Saving Nature Deadline

Charlotte Delaney


In 2010,  196 countries gathered in Japan to talk about goals to save nature. They set 20 goals and set a deadline for 2020. Even though we didn’t complete any, we particularly completed 6 of the goals. The average of the participating countries reported more than a third of national targets were on track to be met. Half of the nation’s targets were seeing slower progress, and 11% of targets show no scientific process and only 1% are moving in the wrong direction.

The six goals that were partially met are preventing invasive species, conserving protected areas, access to and sharing benefits from genetic resources, biodiversity strategies and action plans, sharing information, and mobilizing resources. A number of places have successfully put an end to invasive species. Some countries have introduced good fisheries management policies, which helped build back marine fish stocks that have been hit hard by overfishing and environmental degradation. Also, habitat loss and degradation remain high, especially in forests, tropical regions, wetlands, and rivers are fragmenting. Pollution is still rampant; with plastic still in our ocean, coral reefs are dying from all the plastic.

These lackluster efforts are reflected in our funding.
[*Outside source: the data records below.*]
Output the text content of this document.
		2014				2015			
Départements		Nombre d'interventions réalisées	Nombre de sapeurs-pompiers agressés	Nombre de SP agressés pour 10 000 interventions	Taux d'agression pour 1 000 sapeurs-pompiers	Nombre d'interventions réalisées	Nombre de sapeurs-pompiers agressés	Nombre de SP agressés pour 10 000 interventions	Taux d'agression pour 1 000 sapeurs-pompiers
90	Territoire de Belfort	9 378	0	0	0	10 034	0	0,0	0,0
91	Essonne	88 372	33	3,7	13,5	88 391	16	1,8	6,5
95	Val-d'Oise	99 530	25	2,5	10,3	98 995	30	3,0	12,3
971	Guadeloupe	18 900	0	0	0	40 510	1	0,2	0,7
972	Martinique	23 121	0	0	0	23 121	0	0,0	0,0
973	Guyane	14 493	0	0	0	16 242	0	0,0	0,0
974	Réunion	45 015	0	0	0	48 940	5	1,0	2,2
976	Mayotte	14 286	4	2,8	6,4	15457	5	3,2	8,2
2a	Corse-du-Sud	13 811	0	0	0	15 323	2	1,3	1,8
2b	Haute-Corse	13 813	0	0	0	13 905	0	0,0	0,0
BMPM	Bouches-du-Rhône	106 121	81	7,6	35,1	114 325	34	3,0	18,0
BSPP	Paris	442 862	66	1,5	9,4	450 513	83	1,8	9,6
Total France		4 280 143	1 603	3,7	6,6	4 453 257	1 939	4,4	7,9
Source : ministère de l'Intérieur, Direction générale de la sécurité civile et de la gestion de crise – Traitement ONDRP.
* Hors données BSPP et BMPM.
Our government globally spends about $78-91 billion dollars a year on biodiversity efforts. Even areas that have made progress haven’t really made progress but we have significantly expanded the number of protected natural areas, both on land and in the sea. We have also introduced more conservation measures like restrictions on hunting and fishing, which have paid off.

We set goals 10 years ago and we still haven’t made any of those goals, but we have made progress in 6 of the goals.